Von Alfred Ohswald am 07.04.2001

  Die Journalistin Irene, noch von einer brutalen Entführung mit Gips, bekommt einen mit Thanatos unterzeichneten Brief mit der Ankündigung eines Mordes. Alle Hinweise sind durch Ausdrücke aus der griechischen Mythologie der Antike verschlüsselt, wie auch der Name Thanatos dort her stammt und den Tod bezeichnet.
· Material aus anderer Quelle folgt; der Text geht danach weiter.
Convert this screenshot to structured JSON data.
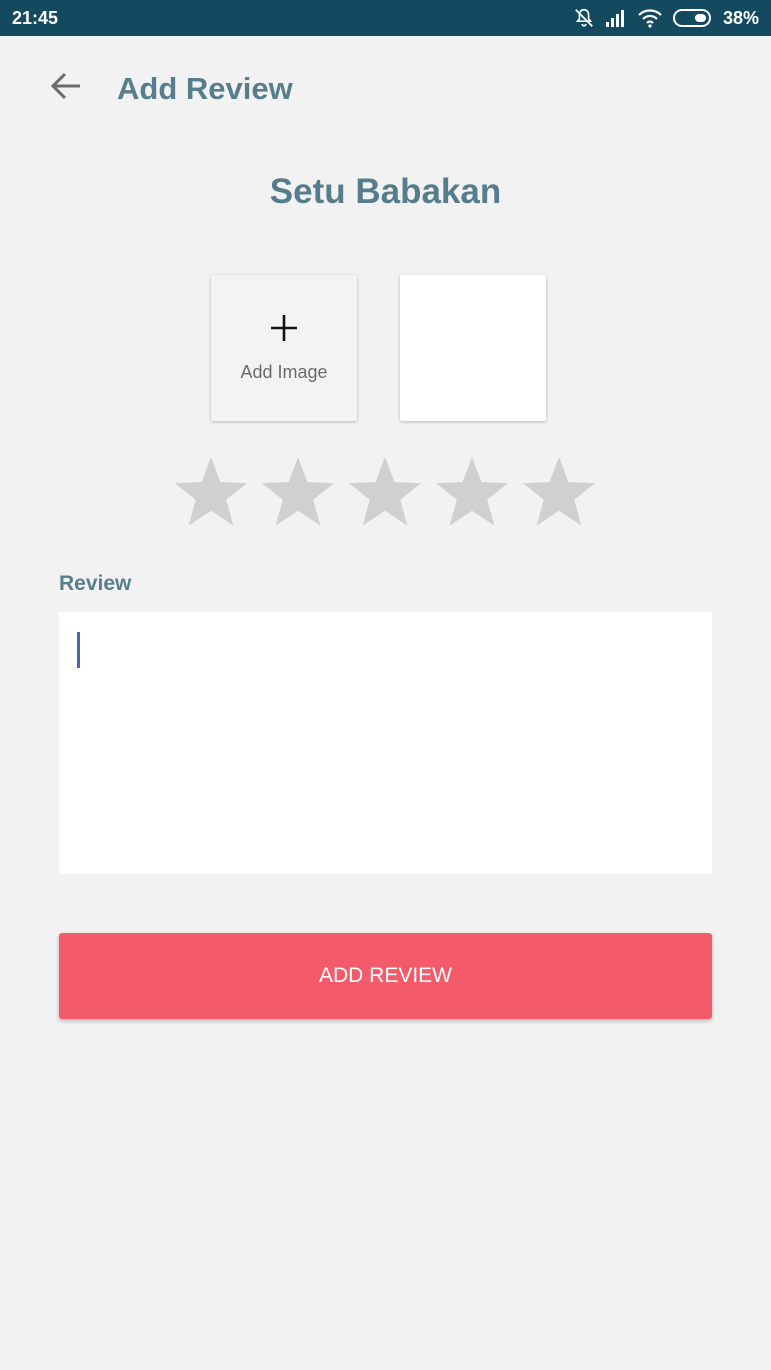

Irene selbst wird als Kassandra tituliert und weis nicht recht was sie davon halten soll. Sie informiert natürlich auch ihren Verlobten, den bei der Mordkommission arbeitenden Frank.
  Tatsächlich wird am nächsten Tag ein Mordopfer gefunden, wo die in dem Brief gemachten Angaben übereinstimmen. Die Ermittlungen führen kaum weiter und schon ist der nächste Mord angekündigt. Erst nach dem dritten Opfer beginnt sich Spur weit zurück aus der Vergangenheit abzuzeichnen.
 
  Burkes dritter Krimi mit der risikofreudigen und dickköpfigen jungen Journalistin Irene Kelly ist wieder ein geradliniger, mit angenehm flüssiger Sprache erzählter Krimi. Auch beim Tempo der Handlung beweist Burke eine glückliche Hand und findet den richtigen Weg ohne zu hetzen oder zu weit abzuschweifen. Unterhaltsam, spannend, ein gelungener Krimi eben.